Im Ausgangsverfahren hatte sich die deutsche Klägerin 2008 Silikonbrustimplantate des mittlerweile bankrotten französischen Herstellers Poly Implant Prothèse (PIP) einsetzen lassen. Die französischen Behörden stoppten dann 2010 den Vertrieb, nachdem sie festgestellt hatten, dass die Implantate mit minderwertigem Industriesilikon befüllt waren.

Die Klägerin ließ sich deshalb auf ärztlichen Rat 2012 ihre Implantate entfernen und fordert vom TÜV Rheinland 40.000 Euro Schmerzensgeld. In Deutschland sind nach Schätzung des Bundesinstituts für Arzneimittel und Medizinprodukte (BfArM) etwa 6000 Frauen betroffen, weltweit sind es zehntausende.

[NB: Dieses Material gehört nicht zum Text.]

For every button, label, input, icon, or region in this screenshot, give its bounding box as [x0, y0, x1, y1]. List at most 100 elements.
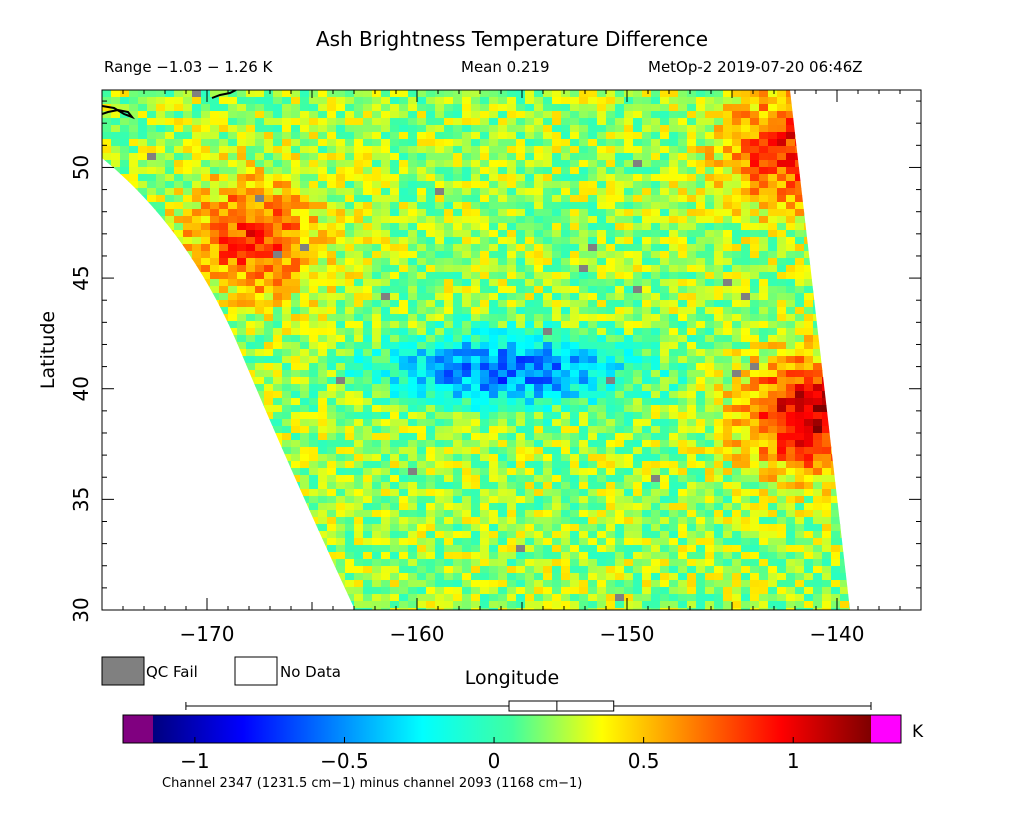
heatmap-cell	[462, 300, 472, 308]
heatmap-cell	[795, 454, 805, 462]
heatmap-cell	[777, 398, 787, 406]
heatmap-cell	[255, 286, 265, 294]
heatmap-cell	[489, 153, 499, 161]
heatmap-cell	[507, 118, 517, 126]
heatmap-cell	[741, 265, 751, 273]
heatmap-cell	[372, 251, 382, 259]
heatmap-cell	[273, 125, 283, 133]
heatmap-cell	[615, 461, 625, 469]
heatmap-cell	[777, 97, 787, 105]
heatmap-cell	[219, 118, 229, 126]
heatmap-cell	[732, 349, 742, 357]
heatmap-cell	[156, 181, 166, 189]
heatmap-cell	[273, 349, 283, 357]
heatmap-cell	[705, 279, 715, 287]
heatmap-cell	[444, 391, 454, 399]
heatmap-cell	[399, 468, 409, 476]
heatmap-cell	[237, 300, 247, 308]
heatmap-cell	[381, 230, 391, 238]
heatmap-cell	[714, 363, 724, 371]
heatmap-cell	[669, 461, 679, 469]
heatmap-cell	[642, 188, 652, 196]
heatmap-cell	[318, 195, 328, 203]
heatmap-cell	[417, 202, 427, 210]
heatmap-cell	[660, 321, 670, 329]
heatmap-cell	[732, 489, 742, 497]
heatmap-cell	[615, 244, 625, 252]
heatmap-cell	[462, 328, 472, 336]
heatmap-cell	[714, 216, 724, 224]
heatmap-cell	[732, 475, 742, 483]
heatmap-cell	[363, 167, 373, 175]
heatmap-cell	[435, 461, 445, 469]
heatmap-cell	[534, 321, 544, 329]
heatmap-cell	[327, 489, 337, 497]
heatmap-cell	[660, 181, 670, 189]
heatmap-cell	[345, 209, 355, 217]
heatmap-cell	[381, 440, 391, 448]
heatmap-cell	[543, 251, 553, 259]
heatmap-cell	[390, 475, 400, 483]
heatmap-cell	[624, 468, 634, 476]
heatmap-cell	[768, 391, 778, 399]
heatmap-cell	[570, 489, 580, 497]
heatmap-cell	[489, 356, 499, 364]
heatmap-cell	[624, 188, 634, 196]
heatmap-cell	[480, 377, 490, 385]
heatmap-cell	[300, 258, 310, 266]
heatmap-cell	[588, 335, 598, 343]
heatmap-cell	[534, 202, 544, 210]
heatmap-cell	[795, 307, 805, 315]
heatmap-cell	[714, 244, 724, 252]
heatmap-cell	[696, 167, 706, 175]
heatmap-cell	[147, 153, 157, 161]
heatmap-cell	[453, 468, 463, 476]
heatmap-cell	[561, 454, 571, 462]
heatmap-cell	[417, 426, 427, 434]
heatmap-cell	[777, 363, 787, 371]
heatmap-cell	[633, 293, 643, 301]
heatmap-cell	[462, 293, 472, 301]
heatmap-cell	[678, 174, 688, 182]
heatmap-cell	[750, 377, 760, 385]
heatmap-cell	[408, 300, 418, 308]
heatmap-cell	[255, 377, 265, 385]
heatmap-cell	[237, 209, 247, 217]
heatmap-cell	[552, 384, 562, 392]
heatmap-cell	[759, 132, 769, 140]
heatmap-cell	[309, 216, 319, 224]
heatmap-cell	[273, 160, 283, 168]
heatmap-cell	[201, 153, 211, 161]
heatmap-cell	[327, 475, 337, 483]
heatmap-cell	[336, 447, 346, 455]
heatmap-cell	[768, 104, 778, 112]
heatmap-cell	[696, 300, 706, 308]
heatmap-cell	[408, 293, 418, 301]
heatmap-cell	[705, 118, 715, 126]
heatmap-cell	[597, 356, 607, 364]
heatmap-cell	[246, 111, 256, 119]
heatmap-cell	[417, 188, 427, 196]
heatmap-cell	[282, 188, 292, 196]
heatmap-cell	[444, 363, 454, 371]
heatmap-cell	[624, 174, 634, 182]
heatmap-cell	[561, 412, 571, 420]
heatmap-cell	[678, 244, 688, 252]
heatmap-cell	[273, 139, 283, 147]
heatmap-cell	[660, 447, 670, 455]
heatmap-cell	[453, 426, 463, 434]
heatmap-cell	[309, 489, 319, 497]
heatmap-cell	[129, 174, 139, 182]
heatmap-cell	[300, 293, 310, 301]
heatmap-cell	[462, 377, 472, 385]
heatmap-cell	[804, 405, 814, 413]
heatmap-cell	[561, 293, 571, 301]
heatmap-cell	[705, 272, 715, 280]
heatmap-cell	[372, 363, 382, 371]
heatmap-cell	[633, 174, 643, 182]
heatmap-cell	[138, 104, 148, 112]
heatmap-cell	[336, 489, 346, 497]
heatmap-cell	[669, 321, 679, 329]
heatmap-cell	[669, 104, 679, 112]
heatmap-cell	[372, 405, 382, 413]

Sollte der Gerichtshof der Empfehlung Sharpstons folgen, dürfte das in einigen Monaten erwartete Urteil auch von grundsätzlicher Bedeutung für den Umfang von Überwachungspflichten bei der Zulassung von medizinischen Produkten sein. Sharpston zufolge sollen Stellen, die – wie der TÜV Rheinland – das Qualitätssicherungssystem von Medizinproduktherstellern überwachen, für die Verletzung von Prüfpflichten gegenüber geschädigten Patienten grundsätzlich haften.

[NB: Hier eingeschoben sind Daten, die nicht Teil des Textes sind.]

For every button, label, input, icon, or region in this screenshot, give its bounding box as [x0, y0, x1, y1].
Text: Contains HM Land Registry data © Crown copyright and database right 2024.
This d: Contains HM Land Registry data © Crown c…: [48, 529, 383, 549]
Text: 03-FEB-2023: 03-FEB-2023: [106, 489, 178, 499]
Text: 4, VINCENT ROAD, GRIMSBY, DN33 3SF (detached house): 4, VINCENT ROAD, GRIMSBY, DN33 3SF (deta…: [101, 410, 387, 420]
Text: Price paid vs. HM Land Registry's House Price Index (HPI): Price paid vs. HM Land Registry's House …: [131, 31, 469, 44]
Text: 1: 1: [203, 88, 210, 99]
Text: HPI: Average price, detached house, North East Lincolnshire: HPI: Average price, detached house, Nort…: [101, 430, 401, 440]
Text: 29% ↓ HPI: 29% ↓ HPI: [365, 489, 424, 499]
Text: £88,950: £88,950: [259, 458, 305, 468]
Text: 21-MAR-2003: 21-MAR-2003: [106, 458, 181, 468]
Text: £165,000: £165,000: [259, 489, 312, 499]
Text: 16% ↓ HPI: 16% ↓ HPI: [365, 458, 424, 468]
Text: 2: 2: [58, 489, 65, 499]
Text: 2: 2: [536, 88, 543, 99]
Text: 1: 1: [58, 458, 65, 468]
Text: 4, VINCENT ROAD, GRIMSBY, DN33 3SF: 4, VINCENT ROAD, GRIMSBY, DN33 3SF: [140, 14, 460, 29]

Nach Ansicht der Generalanwältin durfte der TÜV zunächst aber davon ausgehen, dass der Implantatehersteller „im Einklang mit seinem genehmigten Qualitätssicherungssystem“ arbeitete. Der TÜV sei deshalb nicht verpflichtet gewesen, „Geschäftsunterlagen des Herstellers zu sichten oder unangemeldete Inspektionen durchzuführen“. Sobald der TÜV aber erfahren haben sollte, dass die Implantate fehlerhaft sein könnten, sei er ab diesem Moment auch zur Prüfung seiner Qualitätszertifizierung verpflichtet gewesen.

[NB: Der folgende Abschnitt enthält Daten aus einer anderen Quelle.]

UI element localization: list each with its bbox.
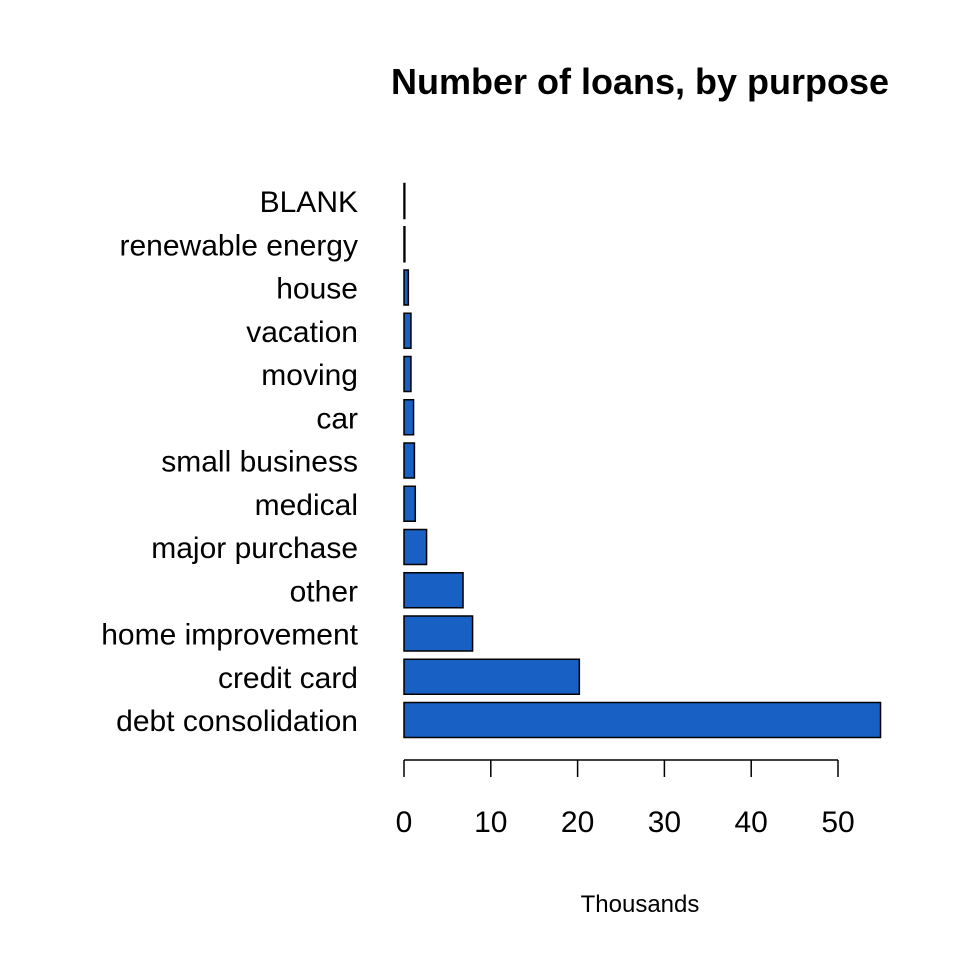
- bar-vacation: [403, 312, 412, 349]
- category-label: house: [276, 273, 358, 306]
- x-axis: 0 10 20 30 40 50: [396, 759, 855, 839]
- category-label: BLANK: [260, 186, 358, 219]
- category-label: major purchase: [151, 532, 358, 565]
- x-tick-label: 0: [396, 806, 413, 839]
- x-tick-label: 20: [561, 806, 594, 839]
- x-tick-label: 30: [648, 806, 681, 839]
- bar-major-purchase: [403, 528, 428, 566]
- category-label: home improvement: [101, 619, 358, 652]
- category-label: credit card: [218, 662, 358, 695]
- bar-small-business: [403, 442, 416, 479]
- x-tick-label: 10: [474, 806, 507, 839]
- bar-house: [403, 269, 410, 306]
- bar-other: [403, 572, 464, 609]
- x-tick-label: 40: [735, 806, 768, 839]
- category-label: small business: [161, 446, 358, 479]
- bar-renewable-energy: [403, 226, 406, 263]
- bar-car: [403, 399, 415, 436]
- category-label: renewable energy: [120, 229, 359, 262]
- category-label: debt consolidation: [116, 705, 358, 738]
- category-label: medical: [255, 489, 358, 522]
- bar-home-improvement: [403, 615, 474, 652]
- bars-group: [403, 182, 882, 739]
- bar-credit-card: [403, 658, 581, 695]
- bar-medical: [403, 485, 417, 522]
- category-label: moving: [261, 359, 358, 392]
- chart-title: Number of loans, by purpose: [391, 61, 889, 102]
- category-label: car: [316, 402, 358, 435]
- category-label: vacation: [246, 316, 358, 349]
- category-label: other: [290, 575, 358, 608]
- x-axis-title: Thousands: [581, 891, 700, 918]
- x-tick-label: 50: [821, 806, 854, 839]
- bar-blank: [403, 182, 406, 220]
- bar-moving: [403, 355, 412, 393]
- bar-debt-consolidation: [403, 701, 882, 739]
- category-labels: debt consolidation credit card home improv…: [101, 186, 358, 738]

Ein entsprechendes Urteil des EuGH und seine Umsetzung durch den Bundesgerichtshof (BGH), der den Fall Luxemburg vorgelegt hatte, bedeutet aber nicht, dass tausende Frauen auf Schmerzensgeld vom TÜV Rheinland hoffen dürfen. Sharpston schlug wegen der womöglich „schwerwiegenden wirtschaftlichen Auswirkungen“ ihrer Anträge vor, dass der Gerichtshof „die zeitliche Wirkung seiner Entscheidung“ begrenzt.